The prosecution has not commented. But the family of Trayvon Martin, 17, whom Zimmerman shot to death, said it also expected a fair and impartial hearing on the case, which prompted national demonstrations by civil rights leaders and comments from top officials, including President Obama.
“With the makeup of this jury, the question of whether every American can get equal justice regardless of who serves on their jury panel will be answered,” the family and its legal team said in a statement. “Equal justice under the law is not a black value or a white value.”
The core of the case will be reflected in the opening statements.
Prosecutors will try to paint Zimmerman, 29, as an eager vigilante and police wannabe who was driving in a gated Sanford community on Feb. 26, 2012, when he saw Martin walking in the rain, wearing a hoodie sweatshirt. The teenager, who was black, was returning to the home of his father’s fiancee after visiting a convenience store, where he had purchased candy and an iced tea.
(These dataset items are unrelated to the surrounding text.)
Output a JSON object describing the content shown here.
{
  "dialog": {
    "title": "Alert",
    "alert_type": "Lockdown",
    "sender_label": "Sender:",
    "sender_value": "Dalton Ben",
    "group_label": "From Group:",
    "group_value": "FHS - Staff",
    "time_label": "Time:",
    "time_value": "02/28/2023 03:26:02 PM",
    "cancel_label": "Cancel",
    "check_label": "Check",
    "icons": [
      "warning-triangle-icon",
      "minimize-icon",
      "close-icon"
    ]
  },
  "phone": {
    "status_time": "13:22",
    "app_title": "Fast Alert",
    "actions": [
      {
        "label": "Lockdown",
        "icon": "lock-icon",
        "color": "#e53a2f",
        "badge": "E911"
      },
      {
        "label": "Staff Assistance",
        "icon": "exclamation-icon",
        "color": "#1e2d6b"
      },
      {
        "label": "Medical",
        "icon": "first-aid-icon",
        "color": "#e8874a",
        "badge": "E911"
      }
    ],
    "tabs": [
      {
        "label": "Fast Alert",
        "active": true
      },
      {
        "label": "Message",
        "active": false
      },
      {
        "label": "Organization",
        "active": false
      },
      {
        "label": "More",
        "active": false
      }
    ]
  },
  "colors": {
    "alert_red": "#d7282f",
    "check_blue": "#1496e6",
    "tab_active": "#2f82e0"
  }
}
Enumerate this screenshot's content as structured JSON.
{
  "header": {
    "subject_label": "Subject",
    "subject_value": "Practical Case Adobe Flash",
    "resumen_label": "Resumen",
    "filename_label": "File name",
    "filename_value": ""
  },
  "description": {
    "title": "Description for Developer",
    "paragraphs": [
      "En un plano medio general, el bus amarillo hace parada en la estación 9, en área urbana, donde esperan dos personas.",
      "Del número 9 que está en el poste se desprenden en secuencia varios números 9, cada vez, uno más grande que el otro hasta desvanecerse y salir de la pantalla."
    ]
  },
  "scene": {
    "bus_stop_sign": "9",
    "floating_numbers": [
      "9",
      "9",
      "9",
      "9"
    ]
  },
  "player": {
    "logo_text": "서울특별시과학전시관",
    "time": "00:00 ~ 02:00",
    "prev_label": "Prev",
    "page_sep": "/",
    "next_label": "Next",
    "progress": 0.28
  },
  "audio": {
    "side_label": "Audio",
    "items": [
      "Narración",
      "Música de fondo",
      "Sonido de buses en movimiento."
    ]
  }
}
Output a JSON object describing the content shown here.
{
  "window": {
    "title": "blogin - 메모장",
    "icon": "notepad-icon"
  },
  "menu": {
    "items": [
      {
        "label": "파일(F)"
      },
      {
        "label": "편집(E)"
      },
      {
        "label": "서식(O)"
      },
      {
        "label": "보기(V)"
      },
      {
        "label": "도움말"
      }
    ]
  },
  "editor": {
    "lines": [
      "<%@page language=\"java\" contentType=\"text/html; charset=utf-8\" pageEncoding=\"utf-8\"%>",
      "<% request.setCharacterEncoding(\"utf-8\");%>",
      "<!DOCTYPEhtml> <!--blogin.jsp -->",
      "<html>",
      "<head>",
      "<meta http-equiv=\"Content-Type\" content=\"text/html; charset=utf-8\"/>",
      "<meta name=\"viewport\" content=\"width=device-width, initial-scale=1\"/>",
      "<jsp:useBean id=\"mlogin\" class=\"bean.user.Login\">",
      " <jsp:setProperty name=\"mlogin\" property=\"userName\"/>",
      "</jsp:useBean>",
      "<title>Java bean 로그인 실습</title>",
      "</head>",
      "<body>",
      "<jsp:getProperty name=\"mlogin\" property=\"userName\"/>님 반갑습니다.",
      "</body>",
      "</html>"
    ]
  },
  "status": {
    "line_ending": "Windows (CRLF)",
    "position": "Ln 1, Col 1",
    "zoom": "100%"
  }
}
Suspicious, Zimmerman called the town police to report seeing Martin and told the operator he was following the youth. The operator replied that there was no need for Zimmerman to do that. After the call ended, Zimmerman and Martin had a violent confrontation that ended with Zimmerman firing his licensed 9-millimeter semiautomatic handgun and killing the unarmed teenager. Zimmerman said he acted in self-defense.